Using Doppler Radar to Characterize Cloud Parameters

 

Submitter

Kogan, Yefim — University of Oklahoma - CIMMS

Area of research

Cloud Distributions/Characterizations

Journal Reference

Kogan, Y.L., Z. N. Kogan, and D. B. Mechem, 2007: Assessing the errors of microphysical retrievals in Marine Stratocumulus based on Doppler radar parameters, J. Hydrometeorol., GEWEX special issue, 8, 665-677.

Science

Marine stratus and stratocumulus clouds play an important role in global water and energy budget by increasing the local planetary albedo by 30-50% while having relatively little impact on outgoing longwave radiation. These clouds are widespread, and at any given time, may cover much of the eastern subtropical Pacific and Atlantic oceans, most of the Arctic Ocean in summer, and large regions of the middle latitudes. The characterization of these cloud parameters using remote sensing instruments, ground- or space-based, is very important and has significantly advanced recently due to the progress in development of the millimeter wavelength cloud radars (MMCRs). Since the late 90s, MMCRs have been in operation at the ARM Climate Research Facility's observational sites and have flown on the National Aeronautics and Space Administration (NASA) CloudSat satellite mission.

Impact

Of special interest to climate modelers are characterization of cloud liquid water and drizzle flux. In this study, we evaluated how the retrieval of these characteristics may be improved by using MMCR parameters, such as radar reflectivity, mean Doppler velocity, and Doppler spectrum width. The evaluation was conducted under the controlled framework of the Observing System Simulation Experiments (OSSEs). Cloud radar parameters are obtained from drop-size distributions generated by the high-resolution large-eddy simulation (LES) model, with detailed formulation of cloud microphysics. This also included prediction of the evolution of drop-size distributions based on the exact, not parameterized, formulation of individual microphysical processes.

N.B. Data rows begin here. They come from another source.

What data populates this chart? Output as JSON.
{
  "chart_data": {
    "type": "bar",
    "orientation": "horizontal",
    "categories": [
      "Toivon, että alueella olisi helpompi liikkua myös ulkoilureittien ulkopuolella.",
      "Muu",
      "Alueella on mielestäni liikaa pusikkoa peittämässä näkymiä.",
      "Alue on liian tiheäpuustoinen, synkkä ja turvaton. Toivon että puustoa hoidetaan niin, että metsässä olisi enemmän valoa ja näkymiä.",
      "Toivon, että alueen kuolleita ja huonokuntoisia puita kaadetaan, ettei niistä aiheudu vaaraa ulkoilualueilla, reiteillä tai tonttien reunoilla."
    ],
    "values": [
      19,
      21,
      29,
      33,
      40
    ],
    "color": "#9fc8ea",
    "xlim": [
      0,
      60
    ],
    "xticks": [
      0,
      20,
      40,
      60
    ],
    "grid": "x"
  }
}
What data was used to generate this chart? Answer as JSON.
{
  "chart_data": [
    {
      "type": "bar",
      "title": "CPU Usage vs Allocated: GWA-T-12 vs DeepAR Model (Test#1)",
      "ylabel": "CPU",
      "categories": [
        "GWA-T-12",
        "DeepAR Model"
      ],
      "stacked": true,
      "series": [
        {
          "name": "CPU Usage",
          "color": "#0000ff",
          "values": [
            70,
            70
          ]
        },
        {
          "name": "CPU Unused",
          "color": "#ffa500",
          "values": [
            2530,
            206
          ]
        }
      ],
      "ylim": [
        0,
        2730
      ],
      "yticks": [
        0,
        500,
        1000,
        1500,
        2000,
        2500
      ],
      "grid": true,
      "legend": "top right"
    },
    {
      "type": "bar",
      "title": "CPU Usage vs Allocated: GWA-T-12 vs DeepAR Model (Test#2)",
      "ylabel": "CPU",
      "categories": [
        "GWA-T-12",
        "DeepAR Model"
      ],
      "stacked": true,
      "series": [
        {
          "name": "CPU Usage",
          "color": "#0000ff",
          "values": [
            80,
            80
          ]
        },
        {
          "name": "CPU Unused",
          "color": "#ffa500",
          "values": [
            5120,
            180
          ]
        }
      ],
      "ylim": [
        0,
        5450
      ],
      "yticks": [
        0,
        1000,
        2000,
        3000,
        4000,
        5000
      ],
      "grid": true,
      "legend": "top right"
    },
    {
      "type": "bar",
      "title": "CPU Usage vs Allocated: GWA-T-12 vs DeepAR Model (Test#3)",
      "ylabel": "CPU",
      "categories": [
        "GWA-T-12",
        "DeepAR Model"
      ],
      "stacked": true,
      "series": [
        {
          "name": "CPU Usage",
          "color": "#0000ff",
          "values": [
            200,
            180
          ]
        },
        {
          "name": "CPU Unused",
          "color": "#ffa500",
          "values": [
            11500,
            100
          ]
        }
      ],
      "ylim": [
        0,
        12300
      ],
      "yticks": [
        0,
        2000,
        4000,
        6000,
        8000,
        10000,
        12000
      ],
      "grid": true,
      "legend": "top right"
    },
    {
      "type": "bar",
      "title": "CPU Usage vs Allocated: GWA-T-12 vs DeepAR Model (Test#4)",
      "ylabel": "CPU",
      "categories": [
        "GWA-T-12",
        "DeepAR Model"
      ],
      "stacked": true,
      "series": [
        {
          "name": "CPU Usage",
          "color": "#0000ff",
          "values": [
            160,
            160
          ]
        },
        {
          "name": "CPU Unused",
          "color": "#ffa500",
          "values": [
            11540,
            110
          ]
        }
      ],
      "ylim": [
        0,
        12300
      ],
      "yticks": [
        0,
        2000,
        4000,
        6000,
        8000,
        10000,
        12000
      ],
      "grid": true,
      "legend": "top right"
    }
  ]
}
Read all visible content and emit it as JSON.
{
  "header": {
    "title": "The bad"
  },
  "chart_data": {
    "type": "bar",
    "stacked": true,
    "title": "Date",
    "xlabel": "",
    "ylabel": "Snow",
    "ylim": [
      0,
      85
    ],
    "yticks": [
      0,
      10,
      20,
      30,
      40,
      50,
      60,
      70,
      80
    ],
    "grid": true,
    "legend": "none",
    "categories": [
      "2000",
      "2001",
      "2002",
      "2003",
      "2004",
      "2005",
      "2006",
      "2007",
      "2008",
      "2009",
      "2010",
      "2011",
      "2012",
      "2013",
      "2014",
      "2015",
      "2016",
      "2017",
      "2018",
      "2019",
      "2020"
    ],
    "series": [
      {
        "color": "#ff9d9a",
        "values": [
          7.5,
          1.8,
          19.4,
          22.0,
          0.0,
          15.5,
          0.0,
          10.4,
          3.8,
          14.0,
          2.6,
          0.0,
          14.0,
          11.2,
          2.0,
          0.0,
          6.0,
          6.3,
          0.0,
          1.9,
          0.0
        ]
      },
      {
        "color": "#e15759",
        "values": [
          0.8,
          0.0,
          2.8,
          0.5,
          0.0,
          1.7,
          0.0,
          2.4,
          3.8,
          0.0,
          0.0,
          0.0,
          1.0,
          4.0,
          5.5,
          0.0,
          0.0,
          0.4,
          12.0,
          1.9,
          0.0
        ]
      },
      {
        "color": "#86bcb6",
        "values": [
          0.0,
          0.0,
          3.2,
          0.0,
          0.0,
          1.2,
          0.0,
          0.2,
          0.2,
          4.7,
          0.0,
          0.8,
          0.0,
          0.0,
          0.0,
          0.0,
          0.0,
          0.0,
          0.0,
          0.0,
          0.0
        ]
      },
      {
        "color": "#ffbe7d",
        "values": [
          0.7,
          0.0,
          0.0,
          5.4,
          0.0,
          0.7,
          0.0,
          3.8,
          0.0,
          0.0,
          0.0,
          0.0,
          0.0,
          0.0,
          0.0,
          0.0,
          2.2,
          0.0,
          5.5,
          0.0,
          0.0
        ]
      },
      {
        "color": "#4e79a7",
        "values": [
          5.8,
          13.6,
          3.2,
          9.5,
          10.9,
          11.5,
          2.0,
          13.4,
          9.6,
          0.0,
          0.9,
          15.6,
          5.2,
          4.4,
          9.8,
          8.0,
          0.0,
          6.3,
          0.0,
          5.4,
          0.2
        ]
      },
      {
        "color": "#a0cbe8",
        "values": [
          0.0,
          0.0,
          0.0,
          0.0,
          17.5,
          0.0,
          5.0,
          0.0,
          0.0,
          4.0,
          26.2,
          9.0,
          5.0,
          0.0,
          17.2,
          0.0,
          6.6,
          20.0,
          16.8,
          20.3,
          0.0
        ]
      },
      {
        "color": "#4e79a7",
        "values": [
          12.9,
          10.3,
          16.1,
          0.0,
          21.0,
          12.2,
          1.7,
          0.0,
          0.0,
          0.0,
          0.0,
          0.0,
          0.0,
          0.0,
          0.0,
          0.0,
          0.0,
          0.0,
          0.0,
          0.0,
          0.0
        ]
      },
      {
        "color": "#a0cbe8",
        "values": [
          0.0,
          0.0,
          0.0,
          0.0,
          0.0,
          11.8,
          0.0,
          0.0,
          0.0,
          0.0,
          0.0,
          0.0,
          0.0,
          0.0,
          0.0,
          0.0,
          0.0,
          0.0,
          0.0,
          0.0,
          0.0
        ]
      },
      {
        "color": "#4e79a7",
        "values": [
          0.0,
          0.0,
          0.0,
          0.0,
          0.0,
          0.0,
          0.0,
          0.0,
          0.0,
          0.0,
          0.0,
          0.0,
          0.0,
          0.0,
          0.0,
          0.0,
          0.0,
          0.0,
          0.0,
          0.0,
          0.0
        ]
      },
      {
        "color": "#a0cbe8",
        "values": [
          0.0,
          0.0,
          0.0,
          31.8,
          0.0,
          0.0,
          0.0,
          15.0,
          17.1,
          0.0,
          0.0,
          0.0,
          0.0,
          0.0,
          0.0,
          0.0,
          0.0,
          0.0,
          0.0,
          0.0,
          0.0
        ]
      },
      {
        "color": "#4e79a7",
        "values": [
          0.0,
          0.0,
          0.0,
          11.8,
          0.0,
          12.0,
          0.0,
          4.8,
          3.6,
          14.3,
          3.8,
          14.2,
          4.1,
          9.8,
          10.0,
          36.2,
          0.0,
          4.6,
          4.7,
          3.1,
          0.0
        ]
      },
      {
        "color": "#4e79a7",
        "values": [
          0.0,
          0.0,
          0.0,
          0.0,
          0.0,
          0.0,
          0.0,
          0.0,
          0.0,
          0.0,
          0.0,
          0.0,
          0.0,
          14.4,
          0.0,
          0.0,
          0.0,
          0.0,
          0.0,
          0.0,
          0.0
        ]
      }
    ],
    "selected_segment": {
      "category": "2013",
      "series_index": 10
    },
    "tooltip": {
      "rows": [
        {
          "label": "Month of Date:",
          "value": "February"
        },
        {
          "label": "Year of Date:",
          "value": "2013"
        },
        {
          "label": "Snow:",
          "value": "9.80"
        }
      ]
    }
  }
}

There is significant improvement in retrieval of drizzle flux when mean Doppler velocity is added to the retrieval algorithm compared to the retrieval based on radar reflectivity alone. In the moderate drizzle case the use of a two-parameter retrieval yields a nearly perfect correlation (R2 = 0.997). For the heavy drizzle (see Figure 1 case HD), the correlation coefficient increased from 0.794 for the retrieval based on radar reflectivity alone to 0.962 when the two-parameter retrieval is used.

Summary

It is shown that in drizzling stratocumulus the accuracy of cloud liquid water and drizzle flux retrievals can be substantially increased when information on the mean Doppler velocity or Doppler spectrum width is included in the retrieval algorithm, in addition to radar reflectivity. In the case of moderately drizzling stratocumulus clouds, the mean error in retrieving the liquid water content is of the order of 10%; in the case of heavy drizzling stratocumulus clouds, this value is approximately 20-30%. Similarly, employing Doppler radar parameters significantly improves the accuracy of drizzle flux retrieval. The use of Doppler spectrum width instead of Doppler velocity yields about the same accuracy, thus demonstrating that both Doppler parameters have approximately the same potential for improving microphysical retrievals.